Notes to my Daughter is a book with life-changing messages for all daughters and dads. It is a helpful and encouraging guide for a young woman as she embarks on the journey of life.
on February 28, 2014
If you ignore the chapter headings, ‘Notes to by Daughter’ reads like a letter from father to daughter. Dixon speaks directly to Kenadi (pronounced “Kennedy”) at many points, and is as free with his terms of endearments, like “Baby” and “Sweetheart,” as any loving father would be.
This short, self-help book is full of universal truths and great advice that any young woman should take to heart. I could hear the voice of my Dad reading the lines with me, and it had me thinking back to all of those important father/daughter memories from when I was growing up.

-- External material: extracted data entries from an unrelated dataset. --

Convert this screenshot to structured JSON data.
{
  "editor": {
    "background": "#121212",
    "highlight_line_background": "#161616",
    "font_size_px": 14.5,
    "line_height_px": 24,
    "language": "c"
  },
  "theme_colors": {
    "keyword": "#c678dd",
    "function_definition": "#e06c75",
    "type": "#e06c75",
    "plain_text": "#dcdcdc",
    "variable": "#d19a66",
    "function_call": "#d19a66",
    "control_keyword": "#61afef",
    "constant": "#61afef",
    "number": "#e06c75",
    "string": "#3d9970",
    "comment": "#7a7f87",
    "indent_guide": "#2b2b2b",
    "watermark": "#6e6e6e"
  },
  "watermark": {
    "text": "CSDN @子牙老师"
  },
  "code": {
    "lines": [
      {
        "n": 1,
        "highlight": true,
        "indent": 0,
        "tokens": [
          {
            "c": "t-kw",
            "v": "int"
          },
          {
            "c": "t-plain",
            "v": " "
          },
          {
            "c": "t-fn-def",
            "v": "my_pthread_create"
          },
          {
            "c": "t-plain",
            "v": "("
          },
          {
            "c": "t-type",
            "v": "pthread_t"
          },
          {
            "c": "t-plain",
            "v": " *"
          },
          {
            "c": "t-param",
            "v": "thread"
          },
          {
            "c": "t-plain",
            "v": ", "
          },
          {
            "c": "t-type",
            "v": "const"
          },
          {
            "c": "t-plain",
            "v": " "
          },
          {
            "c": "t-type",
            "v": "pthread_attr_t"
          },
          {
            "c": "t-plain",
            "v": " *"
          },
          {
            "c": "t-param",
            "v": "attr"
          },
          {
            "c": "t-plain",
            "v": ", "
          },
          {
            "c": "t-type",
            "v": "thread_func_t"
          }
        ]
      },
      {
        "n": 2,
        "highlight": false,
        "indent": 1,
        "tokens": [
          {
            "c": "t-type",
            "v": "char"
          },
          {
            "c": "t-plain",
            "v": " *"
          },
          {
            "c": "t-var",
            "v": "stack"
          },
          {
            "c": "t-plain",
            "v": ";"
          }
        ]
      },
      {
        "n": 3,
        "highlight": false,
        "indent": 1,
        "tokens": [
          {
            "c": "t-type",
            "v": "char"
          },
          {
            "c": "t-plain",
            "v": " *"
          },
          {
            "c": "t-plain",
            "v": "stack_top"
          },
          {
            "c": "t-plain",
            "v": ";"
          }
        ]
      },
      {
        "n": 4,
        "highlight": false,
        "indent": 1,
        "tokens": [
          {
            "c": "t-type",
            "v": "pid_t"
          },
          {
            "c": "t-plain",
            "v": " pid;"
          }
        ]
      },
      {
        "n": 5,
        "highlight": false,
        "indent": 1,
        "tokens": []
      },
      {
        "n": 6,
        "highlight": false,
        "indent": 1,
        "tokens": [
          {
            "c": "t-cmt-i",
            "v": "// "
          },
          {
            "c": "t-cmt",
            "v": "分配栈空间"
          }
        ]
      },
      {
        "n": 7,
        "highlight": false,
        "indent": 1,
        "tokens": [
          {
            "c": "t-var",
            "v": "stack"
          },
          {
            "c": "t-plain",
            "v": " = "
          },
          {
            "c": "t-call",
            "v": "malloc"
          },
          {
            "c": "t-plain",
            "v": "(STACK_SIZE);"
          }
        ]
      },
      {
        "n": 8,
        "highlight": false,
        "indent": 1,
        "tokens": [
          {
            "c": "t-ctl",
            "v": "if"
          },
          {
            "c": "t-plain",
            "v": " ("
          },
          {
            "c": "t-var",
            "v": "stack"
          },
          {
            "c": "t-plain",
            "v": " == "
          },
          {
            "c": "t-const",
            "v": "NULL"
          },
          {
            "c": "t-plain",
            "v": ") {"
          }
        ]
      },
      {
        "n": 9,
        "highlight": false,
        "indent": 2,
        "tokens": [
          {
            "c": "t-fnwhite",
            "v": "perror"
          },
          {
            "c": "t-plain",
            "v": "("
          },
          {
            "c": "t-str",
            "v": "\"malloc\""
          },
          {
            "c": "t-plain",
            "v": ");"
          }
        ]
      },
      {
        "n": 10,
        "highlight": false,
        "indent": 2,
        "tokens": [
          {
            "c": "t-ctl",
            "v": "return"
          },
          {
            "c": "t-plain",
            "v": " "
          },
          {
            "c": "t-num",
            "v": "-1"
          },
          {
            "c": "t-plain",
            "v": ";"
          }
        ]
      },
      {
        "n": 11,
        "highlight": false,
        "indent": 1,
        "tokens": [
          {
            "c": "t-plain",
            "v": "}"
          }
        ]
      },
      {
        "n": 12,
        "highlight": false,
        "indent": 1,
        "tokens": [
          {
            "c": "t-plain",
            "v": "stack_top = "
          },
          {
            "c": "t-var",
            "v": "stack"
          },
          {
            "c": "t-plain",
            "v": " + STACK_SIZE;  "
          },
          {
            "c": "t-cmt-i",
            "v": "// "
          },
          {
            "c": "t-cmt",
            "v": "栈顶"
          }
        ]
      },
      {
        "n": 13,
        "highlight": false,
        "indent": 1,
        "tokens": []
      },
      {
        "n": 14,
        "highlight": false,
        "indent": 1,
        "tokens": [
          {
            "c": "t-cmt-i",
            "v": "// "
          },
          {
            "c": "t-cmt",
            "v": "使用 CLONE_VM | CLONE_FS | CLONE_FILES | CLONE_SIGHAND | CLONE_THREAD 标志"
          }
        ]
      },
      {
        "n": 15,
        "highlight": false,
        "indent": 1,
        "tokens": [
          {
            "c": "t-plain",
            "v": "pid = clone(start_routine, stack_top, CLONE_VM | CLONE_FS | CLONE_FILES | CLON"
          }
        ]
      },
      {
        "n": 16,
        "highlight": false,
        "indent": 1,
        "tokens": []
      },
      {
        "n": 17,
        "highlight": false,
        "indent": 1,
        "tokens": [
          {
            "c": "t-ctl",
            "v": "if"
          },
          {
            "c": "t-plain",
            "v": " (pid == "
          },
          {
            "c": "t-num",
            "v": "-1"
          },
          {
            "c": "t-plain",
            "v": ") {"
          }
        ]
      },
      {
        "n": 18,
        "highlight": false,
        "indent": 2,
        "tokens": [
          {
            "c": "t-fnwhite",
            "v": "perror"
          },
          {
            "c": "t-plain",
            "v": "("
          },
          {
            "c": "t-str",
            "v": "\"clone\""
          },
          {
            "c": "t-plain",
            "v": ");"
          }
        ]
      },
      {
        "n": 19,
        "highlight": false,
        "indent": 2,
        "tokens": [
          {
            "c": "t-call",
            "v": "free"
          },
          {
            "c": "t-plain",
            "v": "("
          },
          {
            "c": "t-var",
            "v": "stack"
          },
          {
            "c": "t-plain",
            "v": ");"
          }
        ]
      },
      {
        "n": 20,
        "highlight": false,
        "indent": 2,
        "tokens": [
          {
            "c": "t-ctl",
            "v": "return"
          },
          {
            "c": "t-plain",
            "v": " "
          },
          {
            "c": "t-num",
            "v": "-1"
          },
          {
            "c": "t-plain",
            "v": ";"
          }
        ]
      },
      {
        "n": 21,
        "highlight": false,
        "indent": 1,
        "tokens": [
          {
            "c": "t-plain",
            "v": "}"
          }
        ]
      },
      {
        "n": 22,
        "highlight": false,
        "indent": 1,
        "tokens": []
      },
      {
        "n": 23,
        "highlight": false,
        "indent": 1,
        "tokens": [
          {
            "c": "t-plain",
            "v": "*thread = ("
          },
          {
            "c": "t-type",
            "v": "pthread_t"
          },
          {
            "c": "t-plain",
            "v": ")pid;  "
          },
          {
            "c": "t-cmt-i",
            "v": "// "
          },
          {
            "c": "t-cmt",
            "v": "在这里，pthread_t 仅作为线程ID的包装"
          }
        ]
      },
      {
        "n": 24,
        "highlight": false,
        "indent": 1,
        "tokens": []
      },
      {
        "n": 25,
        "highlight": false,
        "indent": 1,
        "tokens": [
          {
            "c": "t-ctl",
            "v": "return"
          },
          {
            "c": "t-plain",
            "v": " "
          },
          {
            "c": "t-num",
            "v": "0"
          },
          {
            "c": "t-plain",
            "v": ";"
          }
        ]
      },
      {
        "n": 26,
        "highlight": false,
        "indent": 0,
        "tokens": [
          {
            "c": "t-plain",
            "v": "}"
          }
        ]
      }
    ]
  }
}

Love, Business, Life and Friendship, this book covers it all.
on November 16, 2013
This is an excellent must read book for all Fathers concerned about their daughters. The lessons David passes on to is daughter Kennadi are insightful, full of wisdom and love. I am getting this book for my daughter with hope she will catch on to the genuine concerns I have for her but could not put into words as elegantly as David Dixon has done in his book. I sincerely urge all Fathers and Daughters to do a joint read of this awesome book. Thank You David from the bottom of my heart for writing and sharing your book with all concerned and loving Fathers. May God richly bless you. Sincerely A. D.